While I'm on this subject [imagination in science --69dodge] I want to talk about whether it will ever be possible to imagine beauty that we can't see. It is an interesting question. When we look at a rainbow, it looks beautiful to us. Everybody says, "Ooh, a rainbow." (You see how scientific I am. I am afraid to say something is beautiful unless I have an experimental way of defining it.) But how would we describe a rainbow if we were blind? We are blind when we measure the infrared reflection coefficient of sodium chloride, or when we talk about the frequency of the waves that are coming from some galaxy that we can't see---we make a diagram, we make a plot. For instance, for the rainbow, such a plot would be the intensity of radiation vs. wavelength measured with a spectrophotometer for each direction in the sky. Generally, such measurements would give a curve that was rather flat. Then some day, someone would discover that for certain conditions of the weather, and at certain angles in the sky, the spectrum of intensity as a function of wavelength would behave strangely; it would have a bump. As the angle of the instrument was varied only a little bit, the maximum of the bump would move from one wavelength to another. Then one day the physical review of the blind men [sic; I assume he means "Physical Review of the blind men," i.e., the journal --69dodge] might publish a technical article with the title "The Intensity of Radiation as a Function of Angle under Certain Conditions of the Weather." In this article there might appear a graph such as the one in Fig. 20-5. The author would perhaps remark that at the larger angles there was more radiation at long wavelengths, whereas for the smaller angles the maximum in the radiation came at shorter wavelengths. (From our point of view, we would say that the light at 40 degrees is predominantly green and the light at 42 degrees is predominantly red.)
[Fig. 20-5. The intensity of electromagnetic waves as a function of wavelength for three angles (measured from the direction opposite the sun), observed only with certain meteorological conditions.]
Now do we find the graph of Fig. 20-5 beautiful? It contains much more detail than we apprehend when we look at a rainbow, because our eyes cannot see the exact details in the shape of a spectrum. The eye, however, finds the rainbow beautiful. Do we have enough imagination to see in the spectral curves the same beauty we see when we look directly at the rainbow?
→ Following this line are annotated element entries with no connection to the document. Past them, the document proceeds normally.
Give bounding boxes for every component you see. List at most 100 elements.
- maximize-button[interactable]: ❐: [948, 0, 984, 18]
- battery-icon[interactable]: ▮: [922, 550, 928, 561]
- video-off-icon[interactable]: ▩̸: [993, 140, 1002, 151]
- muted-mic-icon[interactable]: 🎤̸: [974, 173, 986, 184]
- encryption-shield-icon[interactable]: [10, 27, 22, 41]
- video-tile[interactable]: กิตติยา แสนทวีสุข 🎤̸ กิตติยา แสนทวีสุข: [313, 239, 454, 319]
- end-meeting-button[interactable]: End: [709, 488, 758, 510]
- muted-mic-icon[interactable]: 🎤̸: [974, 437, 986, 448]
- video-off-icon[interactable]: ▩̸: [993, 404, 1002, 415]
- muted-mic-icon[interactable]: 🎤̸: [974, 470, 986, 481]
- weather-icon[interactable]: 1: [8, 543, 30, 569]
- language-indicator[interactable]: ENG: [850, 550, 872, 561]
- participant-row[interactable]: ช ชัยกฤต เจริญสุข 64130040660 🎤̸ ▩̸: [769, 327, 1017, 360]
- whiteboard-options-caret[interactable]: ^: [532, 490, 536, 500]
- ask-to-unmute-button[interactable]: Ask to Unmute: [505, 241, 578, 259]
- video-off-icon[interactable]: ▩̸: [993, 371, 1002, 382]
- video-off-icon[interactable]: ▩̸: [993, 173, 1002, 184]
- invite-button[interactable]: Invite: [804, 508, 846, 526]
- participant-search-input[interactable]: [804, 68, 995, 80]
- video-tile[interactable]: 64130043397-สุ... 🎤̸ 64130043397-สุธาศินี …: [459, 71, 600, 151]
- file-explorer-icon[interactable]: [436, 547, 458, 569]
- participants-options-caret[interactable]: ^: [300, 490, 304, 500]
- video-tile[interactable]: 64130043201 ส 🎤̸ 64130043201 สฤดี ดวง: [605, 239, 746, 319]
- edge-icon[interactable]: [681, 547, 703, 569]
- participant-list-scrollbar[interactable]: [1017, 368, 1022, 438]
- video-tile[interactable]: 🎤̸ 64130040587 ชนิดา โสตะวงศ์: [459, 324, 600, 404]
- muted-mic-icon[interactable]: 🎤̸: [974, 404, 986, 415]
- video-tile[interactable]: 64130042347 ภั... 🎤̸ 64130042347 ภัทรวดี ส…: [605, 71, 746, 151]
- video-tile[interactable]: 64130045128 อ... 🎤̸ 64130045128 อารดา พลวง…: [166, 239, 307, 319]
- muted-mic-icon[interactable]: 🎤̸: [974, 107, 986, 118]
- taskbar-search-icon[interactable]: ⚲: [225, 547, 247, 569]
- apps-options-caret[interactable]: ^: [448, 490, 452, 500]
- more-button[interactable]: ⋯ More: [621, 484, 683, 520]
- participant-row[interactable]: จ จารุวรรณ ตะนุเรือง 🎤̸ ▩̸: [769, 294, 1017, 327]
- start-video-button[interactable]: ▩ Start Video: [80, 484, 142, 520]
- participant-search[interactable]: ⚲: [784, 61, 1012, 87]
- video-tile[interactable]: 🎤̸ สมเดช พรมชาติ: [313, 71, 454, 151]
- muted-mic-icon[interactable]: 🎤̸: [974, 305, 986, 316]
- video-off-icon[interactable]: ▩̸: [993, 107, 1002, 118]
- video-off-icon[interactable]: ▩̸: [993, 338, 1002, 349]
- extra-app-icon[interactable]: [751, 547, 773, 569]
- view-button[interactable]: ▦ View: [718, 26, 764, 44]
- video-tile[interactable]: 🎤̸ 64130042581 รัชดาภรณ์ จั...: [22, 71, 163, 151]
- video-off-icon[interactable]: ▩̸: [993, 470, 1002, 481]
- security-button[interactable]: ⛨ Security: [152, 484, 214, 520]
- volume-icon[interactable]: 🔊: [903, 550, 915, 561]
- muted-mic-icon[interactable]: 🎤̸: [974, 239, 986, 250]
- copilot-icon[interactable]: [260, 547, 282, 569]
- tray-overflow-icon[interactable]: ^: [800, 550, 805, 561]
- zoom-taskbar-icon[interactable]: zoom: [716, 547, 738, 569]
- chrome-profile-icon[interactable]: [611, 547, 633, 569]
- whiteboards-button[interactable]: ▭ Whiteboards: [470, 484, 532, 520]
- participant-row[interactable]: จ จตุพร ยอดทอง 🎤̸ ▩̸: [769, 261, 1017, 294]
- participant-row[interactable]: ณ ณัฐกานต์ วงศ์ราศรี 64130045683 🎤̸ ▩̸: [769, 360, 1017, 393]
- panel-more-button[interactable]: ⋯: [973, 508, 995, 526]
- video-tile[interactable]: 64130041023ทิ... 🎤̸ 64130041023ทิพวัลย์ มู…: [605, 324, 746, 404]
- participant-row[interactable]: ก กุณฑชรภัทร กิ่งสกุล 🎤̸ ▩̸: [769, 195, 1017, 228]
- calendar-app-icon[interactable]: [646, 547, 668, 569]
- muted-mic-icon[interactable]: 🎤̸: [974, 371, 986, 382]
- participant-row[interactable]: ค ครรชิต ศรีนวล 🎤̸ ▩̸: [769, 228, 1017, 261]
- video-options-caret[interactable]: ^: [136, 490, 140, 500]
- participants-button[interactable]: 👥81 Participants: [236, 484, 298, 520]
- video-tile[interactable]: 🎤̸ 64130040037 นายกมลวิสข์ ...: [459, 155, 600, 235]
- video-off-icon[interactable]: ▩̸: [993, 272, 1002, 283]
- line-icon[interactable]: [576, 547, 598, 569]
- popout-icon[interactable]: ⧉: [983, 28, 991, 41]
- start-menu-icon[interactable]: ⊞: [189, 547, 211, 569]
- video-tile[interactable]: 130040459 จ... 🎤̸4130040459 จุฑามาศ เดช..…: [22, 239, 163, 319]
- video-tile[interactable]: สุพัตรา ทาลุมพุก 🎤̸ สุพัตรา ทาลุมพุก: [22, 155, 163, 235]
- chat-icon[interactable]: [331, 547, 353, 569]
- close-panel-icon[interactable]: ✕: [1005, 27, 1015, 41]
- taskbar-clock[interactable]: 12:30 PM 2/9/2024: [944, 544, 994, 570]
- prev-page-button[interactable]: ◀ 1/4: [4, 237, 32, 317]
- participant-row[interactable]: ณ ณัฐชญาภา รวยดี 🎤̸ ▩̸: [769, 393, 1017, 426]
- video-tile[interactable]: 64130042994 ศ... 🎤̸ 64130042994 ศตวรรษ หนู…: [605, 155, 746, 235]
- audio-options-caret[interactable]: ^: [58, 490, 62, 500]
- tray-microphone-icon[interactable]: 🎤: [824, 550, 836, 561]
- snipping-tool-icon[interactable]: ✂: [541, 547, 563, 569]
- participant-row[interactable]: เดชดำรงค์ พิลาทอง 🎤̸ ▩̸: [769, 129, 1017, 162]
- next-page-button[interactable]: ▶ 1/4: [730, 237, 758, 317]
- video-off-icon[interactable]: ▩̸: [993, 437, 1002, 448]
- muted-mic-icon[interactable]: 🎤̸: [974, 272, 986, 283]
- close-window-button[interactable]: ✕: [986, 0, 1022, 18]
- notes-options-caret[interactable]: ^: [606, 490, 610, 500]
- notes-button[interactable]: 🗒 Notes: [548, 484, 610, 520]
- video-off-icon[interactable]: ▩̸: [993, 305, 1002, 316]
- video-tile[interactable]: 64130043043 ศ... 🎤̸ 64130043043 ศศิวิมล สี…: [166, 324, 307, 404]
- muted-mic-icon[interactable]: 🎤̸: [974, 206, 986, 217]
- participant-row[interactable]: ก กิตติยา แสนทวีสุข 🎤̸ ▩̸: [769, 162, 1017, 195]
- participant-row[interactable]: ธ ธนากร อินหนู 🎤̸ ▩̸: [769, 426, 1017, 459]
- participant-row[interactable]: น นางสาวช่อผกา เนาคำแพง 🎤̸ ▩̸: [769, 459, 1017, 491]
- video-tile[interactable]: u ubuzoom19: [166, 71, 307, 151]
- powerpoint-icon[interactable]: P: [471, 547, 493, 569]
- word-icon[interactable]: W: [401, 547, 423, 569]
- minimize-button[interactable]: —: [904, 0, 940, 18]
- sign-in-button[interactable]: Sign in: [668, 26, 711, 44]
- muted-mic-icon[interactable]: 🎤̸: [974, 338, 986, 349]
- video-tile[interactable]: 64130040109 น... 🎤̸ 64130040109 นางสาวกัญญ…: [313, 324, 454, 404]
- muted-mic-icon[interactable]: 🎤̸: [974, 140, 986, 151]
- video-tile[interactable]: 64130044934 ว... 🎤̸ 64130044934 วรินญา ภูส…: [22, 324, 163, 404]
I don't know.
But suppose I have a graph of the reflection coefficient of a sodium chloride crystal as a function of wavelength in the infrared, and also as a function of angle. I would have a representation of how it would look to my eyes if they could see in the infrared---pehaps some glowing, shiny "green," mixed with reflections from the surface in a "metallic red." That would be a beautiful thing, but I don't know whether I can ever look at a graph of the reflection coefficient of NaCl measured with some instrument and say that it has the same beauty.